Reference: Steward, C.C. et al. (1995)

Reliability: 2

Results: Under research-specific conditions the substance is readily biodegradable. Rapid (36 hours degradation of 2,4,6-tribromophenol (via a reductive debromination process with transformation to 4-bromophenol) was observed in enriched cultures of bacteria isolated from a marine sediment. Although this degradation rate may only be applicable to these specific conditions, and may not be representative of environmental systems it is important to note that the aim of the study was to isolate bacteria from marine sediment capable of degrading the test material, which was successfully achieved.

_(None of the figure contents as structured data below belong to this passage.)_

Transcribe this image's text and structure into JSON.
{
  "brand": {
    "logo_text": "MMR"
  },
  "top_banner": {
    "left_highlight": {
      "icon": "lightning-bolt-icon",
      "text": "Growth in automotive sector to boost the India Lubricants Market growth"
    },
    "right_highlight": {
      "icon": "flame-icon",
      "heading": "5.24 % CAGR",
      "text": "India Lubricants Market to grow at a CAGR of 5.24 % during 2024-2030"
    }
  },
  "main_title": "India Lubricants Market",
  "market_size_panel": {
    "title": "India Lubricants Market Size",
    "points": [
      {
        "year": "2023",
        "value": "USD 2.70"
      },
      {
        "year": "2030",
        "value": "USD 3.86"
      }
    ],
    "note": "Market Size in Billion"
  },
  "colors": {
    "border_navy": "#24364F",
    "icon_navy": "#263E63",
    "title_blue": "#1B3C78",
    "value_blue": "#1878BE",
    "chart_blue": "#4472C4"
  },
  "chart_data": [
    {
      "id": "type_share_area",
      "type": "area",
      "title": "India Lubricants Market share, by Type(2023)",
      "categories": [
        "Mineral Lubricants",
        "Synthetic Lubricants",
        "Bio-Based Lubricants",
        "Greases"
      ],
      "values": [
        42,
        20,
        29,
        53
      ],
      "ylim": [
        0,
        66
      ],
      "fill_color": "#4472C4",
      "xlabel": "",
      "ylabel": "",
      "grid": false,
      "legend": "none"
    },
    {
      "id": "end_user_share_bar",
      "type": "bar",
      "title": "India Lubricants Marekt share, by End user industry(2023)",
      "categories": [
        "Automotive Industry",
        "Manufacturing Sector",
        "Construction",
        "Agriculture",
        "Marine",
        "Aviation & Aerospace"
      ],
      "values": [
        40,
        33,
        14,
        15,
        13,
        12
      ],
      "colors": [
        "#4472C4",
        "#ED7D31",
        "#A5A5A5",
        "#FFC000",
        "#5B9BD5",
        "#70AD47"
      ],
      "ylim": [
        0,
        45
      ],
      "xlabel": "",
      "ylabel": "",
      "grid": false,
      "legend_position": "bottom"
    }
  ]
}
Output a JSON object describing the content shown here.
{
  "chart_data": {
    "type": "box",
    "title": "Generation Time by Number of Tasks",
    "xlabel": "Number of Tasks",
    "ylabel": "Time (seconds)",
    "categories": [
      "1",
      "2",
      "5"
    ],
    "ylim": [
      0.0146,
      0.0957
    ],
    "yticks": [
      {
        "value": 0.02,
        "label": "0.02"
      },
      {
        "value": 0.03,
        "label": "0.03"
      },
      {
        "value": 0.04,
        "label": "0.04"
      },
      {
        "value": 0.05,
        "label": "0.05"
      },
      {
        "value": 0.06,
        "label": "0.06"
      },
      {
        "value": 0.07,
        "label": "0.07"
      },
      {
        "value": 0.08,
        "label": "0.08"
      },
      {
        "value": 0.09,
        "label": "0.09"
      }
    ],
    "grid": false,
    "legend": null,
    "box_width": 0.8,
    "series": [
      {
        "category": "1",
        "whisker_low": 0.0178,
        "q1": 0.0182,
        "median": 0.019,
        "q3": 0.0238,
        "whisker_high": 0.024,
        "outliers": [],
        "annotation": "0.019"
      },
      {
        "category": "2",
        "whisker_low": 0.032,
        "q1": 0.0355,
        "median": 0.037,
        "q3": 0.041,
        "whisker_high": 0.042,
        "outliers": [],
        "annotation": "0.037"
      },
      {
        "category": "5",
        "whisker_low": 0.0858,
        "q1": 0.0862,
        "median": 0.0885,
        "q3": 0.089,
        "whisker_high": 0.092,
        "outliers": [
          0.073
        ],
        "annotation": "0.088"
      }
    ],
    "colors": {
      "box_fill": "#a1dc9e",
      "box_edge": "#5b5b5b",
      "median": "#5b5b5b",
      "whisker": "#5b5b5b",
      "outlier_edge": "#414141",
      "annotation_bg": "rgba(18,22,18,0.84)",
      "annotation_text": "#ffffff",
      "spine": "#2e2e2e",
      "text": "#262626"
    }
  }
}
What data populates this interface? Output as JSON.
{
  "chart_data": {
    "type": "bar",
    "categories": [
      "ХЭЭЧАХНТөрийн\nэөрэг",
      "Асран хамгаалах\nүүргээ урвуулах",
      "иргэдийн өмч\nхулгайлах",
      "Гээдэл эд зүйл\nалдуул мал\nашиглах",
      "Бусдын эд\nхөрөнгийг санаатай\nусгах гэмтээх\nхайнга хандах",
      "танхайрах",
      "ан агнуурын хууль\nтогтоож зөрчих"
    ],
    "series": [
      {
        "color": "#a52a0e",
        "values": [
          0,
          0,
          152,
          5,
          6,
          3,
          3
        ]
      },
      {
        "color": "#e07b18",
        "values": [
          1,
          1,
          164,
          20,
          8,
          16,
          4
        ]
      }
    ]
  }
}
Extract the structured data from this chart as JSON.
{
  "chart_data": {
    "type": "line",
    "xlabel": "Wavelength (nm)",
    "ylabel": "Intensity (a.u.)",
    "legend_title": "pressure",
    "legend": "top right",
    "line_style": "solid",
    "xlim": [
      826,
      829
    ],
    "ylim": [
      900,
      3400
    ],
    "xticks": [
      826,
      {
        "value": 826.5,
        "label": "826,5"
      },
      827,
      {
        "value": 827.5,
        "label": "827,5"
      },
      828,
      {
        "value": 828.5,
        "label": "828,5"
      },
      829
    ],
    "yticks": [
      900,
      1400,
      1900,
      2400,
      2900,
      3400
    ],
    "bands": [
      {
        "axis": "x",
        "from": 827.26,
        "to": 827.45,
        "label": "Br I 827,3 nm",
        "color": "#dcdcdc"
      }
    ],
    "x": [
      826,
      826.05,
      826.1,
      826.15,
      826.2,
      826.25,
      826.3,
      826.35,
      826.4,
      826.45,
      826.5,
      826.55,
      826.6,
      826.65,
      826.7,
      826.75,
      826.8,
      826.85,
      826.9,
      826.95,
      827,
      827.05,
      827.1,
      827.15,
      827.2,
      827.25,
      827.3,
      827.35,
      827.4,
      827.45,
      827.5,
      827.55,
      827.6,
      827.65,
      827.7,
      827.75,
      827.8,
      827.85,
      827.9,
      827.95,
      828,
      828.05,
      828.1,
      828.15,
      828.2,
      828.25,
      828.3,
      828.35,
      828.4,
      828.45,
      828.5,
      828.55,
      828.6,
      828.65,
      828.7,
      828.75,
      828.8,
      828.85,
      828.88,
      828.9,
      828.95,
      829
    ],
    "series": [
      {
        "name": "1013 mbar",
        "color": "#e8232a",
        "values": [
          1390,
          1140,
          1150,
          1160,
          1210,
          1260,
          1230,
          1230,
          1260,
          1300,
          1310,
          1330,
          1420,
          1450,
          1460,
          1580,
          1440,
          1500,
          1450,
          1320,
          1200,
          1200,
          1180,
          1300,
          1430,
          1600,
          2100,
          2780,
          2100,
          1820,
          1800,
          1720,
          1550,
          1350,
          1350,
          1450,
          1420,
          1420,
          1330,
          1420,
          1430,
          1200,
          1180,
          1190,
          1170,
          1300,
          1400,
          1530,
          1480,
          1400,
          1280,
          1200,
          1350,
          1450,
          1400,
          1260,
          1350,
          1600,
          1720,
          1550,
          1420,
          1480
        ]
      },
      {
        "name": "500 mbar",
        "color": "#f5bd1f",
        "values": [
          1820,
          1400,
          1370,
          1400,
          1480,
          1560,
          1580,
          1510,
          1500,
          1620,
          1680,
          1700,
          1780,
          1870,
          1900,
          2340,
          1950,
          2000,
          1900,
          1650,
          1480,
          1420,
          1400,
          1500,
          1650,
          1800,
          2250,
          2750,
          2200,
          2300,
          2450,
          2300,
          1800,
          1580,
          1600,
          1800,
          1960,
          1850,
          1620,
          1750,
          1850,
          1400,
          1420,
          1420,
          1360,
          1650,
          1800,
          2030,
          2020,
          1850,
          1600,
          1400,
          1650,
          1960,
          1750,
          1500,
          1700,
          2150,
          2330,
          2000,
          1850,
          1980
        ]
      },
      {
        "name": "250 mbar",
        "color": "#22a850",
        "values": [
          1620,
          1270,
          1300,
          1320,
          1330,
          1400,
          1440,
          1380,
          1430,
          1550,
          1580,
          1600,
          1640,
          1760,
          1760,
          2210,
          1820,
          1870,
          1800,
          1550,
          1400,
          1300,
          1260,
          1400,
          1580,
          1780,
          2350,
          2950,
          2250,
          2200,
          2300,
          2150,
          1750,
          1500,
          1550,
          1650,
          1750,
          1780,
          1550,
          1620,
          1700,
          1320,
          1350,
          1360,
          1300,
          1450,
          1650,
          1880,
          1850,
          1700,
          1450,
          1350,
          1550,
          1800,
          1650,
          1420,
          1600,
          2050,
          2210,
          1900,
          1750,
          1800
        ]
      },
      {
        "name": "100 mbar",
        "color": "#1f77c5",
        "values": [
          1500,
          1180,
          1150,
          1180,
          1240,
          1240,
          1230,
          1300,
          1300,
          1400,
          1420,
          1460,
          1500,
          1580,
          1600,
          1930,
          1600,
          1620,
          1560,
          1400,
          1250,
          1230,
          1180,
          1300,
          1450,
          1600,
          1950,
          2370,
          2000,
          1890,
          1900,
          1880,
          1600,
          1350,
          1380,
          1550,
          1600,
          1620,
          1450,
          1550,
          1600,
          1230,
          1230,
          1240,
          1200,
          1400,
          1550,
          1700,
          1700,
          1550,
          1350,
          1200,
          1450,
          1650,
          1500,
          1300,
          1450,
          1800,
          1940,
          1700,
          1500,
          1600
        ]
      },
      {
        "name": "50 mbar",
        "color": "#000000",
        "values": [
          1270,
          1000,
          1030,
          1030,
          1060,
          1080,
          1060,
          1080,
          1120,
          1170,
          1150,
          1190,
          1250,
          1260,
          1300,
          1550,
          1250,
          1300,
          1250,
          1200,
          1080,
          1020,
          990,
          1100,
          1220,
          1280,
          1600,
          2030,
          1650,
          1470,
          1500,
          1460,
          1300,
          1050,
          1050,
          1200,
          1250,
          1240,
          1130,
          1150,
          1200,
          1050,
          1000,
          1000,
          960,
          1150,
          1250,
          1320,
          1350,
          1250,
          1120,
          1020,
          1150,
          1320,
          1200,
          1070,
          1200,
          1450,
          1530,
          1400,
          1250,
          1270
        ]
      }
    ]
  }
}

Reference: Abrahammson, K. and Klick, S. (1991)

Reliability: 2

Results: Rapid debromination of 2,4,6-tribromophenol, was observed at 6, 20, and 30 °C in two of the sediments used in the test (degraded within "a few days"). In the third sediment, the degradation was slow (however the rate was not specified). 2,6-dibromophenol was observed as a degradation product, which subsequently disappeared similarly. Although there is variation between in the ability of the different sediments in biodegrading the test substance, degradation was noted in all three of the cultures employed in this test.


Although, no one defining study was available to assess the potential for ready biodegradation of the test substance, it can be reasonably concluded that the test material is readily biodegradable in both freshwater and marine conditions.